Is the UK's energy infrastructure resilient to the power of nature?

Jon Swan | 05 Dec 2014 | Comments

The Guardian recently published the write up from a round table debate: Nature’s power: a problem and a solution. The discussion concentrated on what, in my opinion, is an increasingly important topic – the resilience of our energy system to a changing climate now and in the future.

We know that between now and 2050 the way we generate and distribute energy is going to change dramatically in the UK and globally. Many of the major energy generation and transmission companies produce forecasts of our energy future, and it would be fair to say that there is some difference of opinion. However, what they all agree is that in a world where decarbonising our economies is no longer an option, change is inevitable and this change is estimated to cost in the region of $26 trillion globally over the next 25 years.

But the big question for me is what we need to do now for our energy infrastructure to be resilient to whatever nature throws at us. Many believe that what we regarded last year as a one in 100 year environmental event could soon be a one in 30 year event. This will inevitably lead to shifts in what our assets need to withstand with short term increases in flood levels, longer term water shortage due to drought or nature regularly subjecting our infrastructure to 200mph winds. Our understanding of the impact space weather has on generation and distribution systems, heavily reliant on data and telemetry, is also improving, thanks to work Atkins has been undertaking with Shell and the Department for Transport. But in reality we just don’t know how severe some of these global environmental challenges could be. Clearly though, it is important that we start to make decisions about the future and develop a better understanding of the potential environmental challenges and opportunities, including what our future energy mix will be and where it will be built.

A general consensus from the debate was the need to diversify our energy supply, by increasing the number of smaller scale sources of energy as well as rethinking how the network is structured to enable more flexible and effective distribution. A decentralised energy option could provide an opportunity to manage future environmental risks in a more dynamic way. However, the need to understand this change in energy systems and the knock-on effect on our wider economy, where a reliable energy supply is taken for granted, is fundamentally important.

Water also found its way into the heart of this debate, being used in the majority of thermal generation systems as well as being a source of energy in its own right. With a growing population and changing weather patterns the competition for water for food production, health and sanitation and energy generation will only increase making the choice and location of energy assets ever more important.

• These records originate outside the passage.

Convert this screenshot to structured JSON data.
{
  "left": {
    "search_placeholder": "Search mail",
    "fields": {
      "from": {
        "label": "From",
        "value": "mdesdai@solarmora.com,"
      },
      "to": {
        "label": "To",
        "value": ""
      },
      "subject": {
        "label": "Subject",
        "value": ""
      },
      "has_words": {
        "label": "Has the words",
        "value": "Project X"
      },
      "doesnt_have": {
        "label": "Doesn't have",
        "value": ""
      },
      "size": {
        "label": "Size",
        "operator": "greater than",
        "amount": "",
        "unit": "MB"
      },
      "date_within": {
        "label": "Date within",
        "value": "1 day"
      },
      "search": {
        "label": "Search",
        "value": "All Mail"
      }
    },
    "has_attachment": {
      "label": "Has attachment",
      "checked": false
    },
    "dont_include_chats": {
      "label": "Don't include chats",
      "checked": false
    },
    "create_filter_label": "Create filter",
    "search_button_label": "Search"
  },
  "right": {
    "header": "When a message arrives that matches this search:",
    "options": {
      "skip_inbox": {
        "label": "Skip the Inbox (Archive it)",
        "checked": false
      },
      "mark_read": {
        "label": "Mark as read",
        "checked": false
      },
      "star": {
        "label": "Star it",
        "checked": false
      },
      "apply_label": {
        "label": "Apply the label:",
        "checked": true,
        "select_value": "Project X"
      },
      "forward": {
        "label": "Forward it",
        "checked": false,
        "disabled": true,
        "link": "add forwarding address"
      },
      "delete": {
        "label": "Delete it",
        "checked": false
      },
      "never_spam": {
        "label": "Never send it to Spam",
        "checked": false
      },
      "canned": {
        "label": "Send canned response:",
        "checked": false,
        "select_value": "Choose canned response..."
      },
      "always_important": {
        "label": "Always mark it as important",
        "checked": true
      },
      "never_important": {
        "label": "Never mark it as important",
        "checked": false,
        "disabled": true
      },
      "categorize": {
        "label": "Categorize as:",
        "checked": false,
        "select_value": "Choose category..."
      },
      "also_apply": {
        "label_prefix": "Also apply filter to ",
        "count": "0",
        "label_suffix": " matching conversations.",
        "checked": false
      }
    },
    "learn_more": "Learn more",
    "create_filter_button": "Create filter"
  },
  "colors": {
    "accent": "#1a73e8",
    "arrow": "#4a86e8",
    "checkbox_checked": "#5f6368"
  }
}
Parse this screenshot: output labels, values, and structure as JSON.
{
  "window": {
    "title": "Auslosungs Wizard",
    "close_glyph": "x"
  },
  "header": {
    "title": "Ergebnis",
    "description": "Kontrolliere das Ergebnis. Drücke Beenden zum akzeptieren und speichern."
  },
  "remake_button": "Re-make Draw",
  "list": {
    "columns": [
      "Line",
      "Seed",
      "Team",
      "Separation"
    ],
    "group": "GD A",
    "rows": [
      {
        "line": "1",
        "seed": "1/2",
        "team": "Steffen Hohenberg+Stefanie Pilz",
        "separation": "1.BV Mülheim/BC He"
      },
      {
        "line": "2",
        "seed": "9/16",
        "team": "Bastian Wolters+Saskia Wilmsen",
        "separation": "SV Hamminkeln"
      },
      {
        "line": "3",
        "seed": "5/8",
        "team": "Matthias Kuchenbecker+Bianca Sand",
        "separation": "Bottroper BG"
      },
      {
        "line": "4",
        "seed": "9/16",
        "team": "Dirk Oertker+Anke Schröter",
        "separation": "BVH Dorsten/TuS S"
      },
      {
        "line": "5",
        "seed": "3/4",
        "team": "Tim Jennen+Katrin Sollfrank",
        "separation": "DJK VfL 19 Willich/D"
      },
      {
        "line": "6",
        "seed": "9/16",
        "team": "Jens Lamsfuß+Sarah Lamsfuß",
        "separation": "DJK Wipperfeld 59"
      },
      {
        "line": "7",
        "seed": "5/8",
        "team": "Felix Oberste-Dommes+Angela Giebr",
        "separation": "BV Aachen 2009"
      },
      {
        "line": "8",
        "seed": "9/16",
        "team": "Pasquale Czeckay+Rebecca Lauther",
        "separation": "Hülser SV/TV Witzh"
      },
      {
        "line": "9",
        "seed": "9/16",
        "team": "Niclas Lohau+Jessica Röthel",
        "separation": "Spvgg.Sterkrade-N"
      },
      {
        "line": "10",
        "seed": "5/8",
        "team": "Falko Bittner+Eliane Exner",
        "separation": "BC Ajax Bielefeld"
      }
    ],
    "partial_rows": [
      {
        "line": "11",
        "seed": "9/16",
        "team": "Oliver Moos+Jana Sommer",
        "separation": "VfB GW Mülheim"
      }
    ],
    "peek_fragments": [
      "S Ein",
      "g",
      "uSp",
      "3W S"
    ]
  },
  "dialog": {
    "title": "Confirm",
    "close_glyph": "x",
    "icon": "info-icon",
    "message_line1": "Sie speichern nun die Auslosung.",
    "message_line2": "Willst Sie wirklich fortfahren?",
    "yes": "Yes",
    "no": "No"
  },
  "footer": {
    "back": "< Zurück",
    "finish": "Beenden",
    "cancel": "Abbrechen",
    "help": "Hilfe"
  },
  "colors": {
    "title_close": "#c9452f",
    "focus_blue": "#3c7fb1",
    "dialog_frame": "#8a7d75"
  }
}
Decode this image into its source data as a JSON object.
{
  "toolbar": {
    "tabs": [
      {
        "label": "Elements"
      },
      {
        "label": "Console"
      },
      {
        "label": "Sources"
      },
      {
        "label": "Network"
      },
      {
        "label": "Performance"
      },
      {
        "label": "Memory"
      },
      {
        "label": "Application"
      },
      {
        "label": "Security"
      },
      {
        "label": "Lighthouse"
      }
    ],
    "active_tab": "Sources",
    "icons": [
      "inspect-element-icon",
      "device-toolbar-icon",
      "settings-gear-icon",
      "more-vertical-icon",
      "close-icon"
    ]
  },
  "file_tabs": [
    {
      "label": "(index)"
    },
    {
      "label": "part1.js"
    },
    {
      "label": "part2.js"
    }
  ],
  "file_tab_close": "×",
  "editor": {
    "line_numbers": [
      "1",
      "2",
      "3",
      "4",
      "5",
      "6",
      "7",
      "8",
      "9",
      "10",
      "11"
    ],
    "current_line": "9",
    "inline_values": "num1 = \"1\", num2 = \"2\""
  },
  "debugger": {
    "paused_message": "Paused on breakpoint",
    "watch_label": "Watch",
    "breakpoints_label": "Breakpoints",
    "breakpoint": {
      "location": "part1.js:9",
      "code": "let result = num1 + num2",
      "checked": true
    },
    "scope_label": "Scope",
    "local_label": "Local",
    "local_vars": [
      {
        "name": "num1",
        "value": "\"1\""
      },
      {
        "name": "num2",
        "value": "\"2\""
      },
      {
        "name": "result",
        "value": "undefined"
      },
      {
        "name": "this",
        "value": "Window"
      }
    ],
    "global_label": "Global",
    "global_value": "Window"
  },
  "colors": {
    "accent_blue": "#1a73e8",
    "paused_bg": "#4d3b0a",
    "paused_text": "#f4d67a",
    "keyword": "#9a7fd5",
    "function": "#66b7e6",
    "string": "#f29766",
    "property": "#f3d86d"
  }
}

Leadership was also scrutinised during the debate and many experts from the discussion believe the UK’s or indeed global cities were best placed to take a lead if they “allow localised control and decision-making, energy supply becomes increasingly resilient.” Cities are competing for inward investment and need to embed energy resilience over longer timescales than the typical UK political cycle. The London Infrastructure Plan, which presents a 2050 vision, is one example, but Atkins has worked on this challenge in other parts of the world including Lagos, Nigeria where we worked with DFID and Lagos State Electricity Board to produce a report Future Proofing Lagos – the Energy Sector (PDF) identifying opportunities for policy intervention to help deal with their particular challenges of a rapidly growing population and change in energy intensity alongside competition for resources and a changing climate. This is a good start, but fundamentally needs a wider global discussion and policy frameworks to make it happen.